Am 26.05.25 um 11:10 schrieb Kevin Wolf:
> Am 23.05.2025 um 20:12 hat Andrey Drobyshev geschrieben:
>> Okay, I've got a very simple and naive question to ask.  We've got this
>> pattern recurring throughout the series:
>>
>>> GLOBAL_STATE_CODE();
>>> bdrv_drain_all_begin();
>>> bdrv_graph_rdlock_main_loop();
>>>
>>> ...
>>>
>>> bdrv_graph_rdunlock_main_loop();
>>> bdrv_drain_all_end();
>>
>> bdrv_graph_rdlock_main_loop() doesn't actually take any locks, it
>> asserts that we're running in the main thread and not in a coroutine.
>> bdrv_graph_rdunlock_main_loop() does the same.
>> GRAPH_RDLOCK_GUARD_MAINLOOP() does both those calls, in the beginning of
>> a function and when leaving its scope, so essentially it also just does
>> assert(qemu_in_main_thread() && !qemu_in_coroutine()).
>>
>> Therefore:
>>
>> 1. Is there any real benefit from using those
>> {rdlock/rdunlock}_main_loop() constructions, or they're here due to
>> historical reasons only?
> 
> It's the price we pay for the compiler to verify our locking rules.
> 
>> 2. Would it hurt if we only leave GRAPH_RDLOCK_GUARD_MAINLOOP() in all
>> such occurrences?  At least when it's obvious we can't get out of the
>> main thread.  That would simply deliver us from performing same checks
>> several times, similar to what's done in commit 22/24 ("block/io: remove
>> duplicate GLOBAL_STATE_CODE() in bdrv_do_drained_end()").
> 
> Once bdrv_drain_all_begin() is marked GRAPH_UNLOCKED, calling it after
> GRAPH_RDLOCK_GUARD_MAINLOOP() would be wrong according to TSA rules
> (which don't know anything about this being only a fake lock) and the
> build would fail.

Note that I did not mark bdrv_drain_all_begin() as GRAPH_UNLOCKED in the
series yet. The reason is that I wasn't fully sure if that is okay,
given that it also can be called from a coroutine and does
bdrv_co_yield_to_drain() then. But I suppose that doesn't do anything
with the graph lock, so I'll add the GRAPH_UNLOCKED marker in v3.

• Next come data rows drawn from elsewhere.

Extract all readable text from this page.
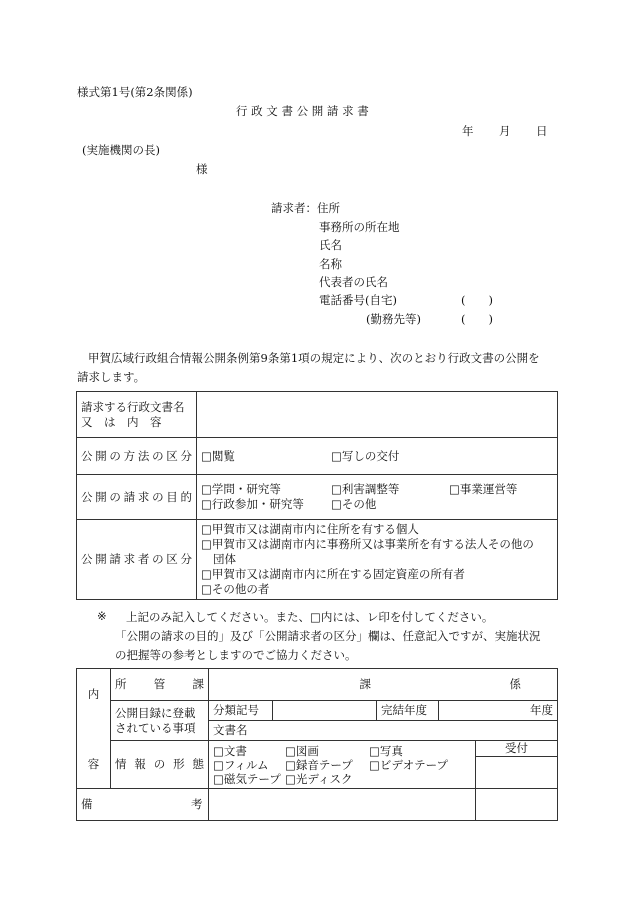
様式第1号(第2条関係)
行 政 文 書 公 開 請 求 書
年 月 日
(実施機関の長)
様
請求者：住所
事務所の所在地
氏名
名称
代表者の氏名
電話番号(自宅)	(　　)
(勤務先等)	(　　)
甲賀広域行政組合情報公開条例第9条第1項の規定により、次のとおり行政文書の公開を
請求します。
請求する行政文書名
又　は　内　容	

公開の方法の区分	□閲覧 □写しの交付
公開の請求の目的	□学問・研究等 □利害調整等 □事業運営等
□行政参加・研究等 □その他

公開請求者の区分	□甲賀市又は湖南市内に住所を有する個人
□甲賀市又は湖南市内に事務所又は事業所を有する法人その他の
団体
□甲賀市又は湖南市内に所在する固定資産の所有者
□その他の者
※ 上記のみ記入してください。また、□内には、レ印を付してください。
「公開の請求の目的」及び「公開請求者の区分」欄は、任意記入ですが、実施状況
の把握等の参考としますのでご協力ください。
内	所　管　課	課 係				

	公開目録に登載
されている事項	分類記号		完結年度	年度	
		文書名				
容	情 報 の 形 態	□文書 □図画 □写真
□フィルム □録音テープ □ビデオテープ
□磁気テープ □光ディスク				受付

備 考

I don't see any callers that actually are in coroutine context, except
test_quiesce_co_drain_all() and test_drv_cb_co_drain_all() in
tests/unit/test-bdrv-drain.c

Adding
 GLOBAL_STATE_CODE();
 assert(!qemu_in_coroutine());
to the beginning of the function seems to not cause any test failures
except for the two unit tests already mentioned.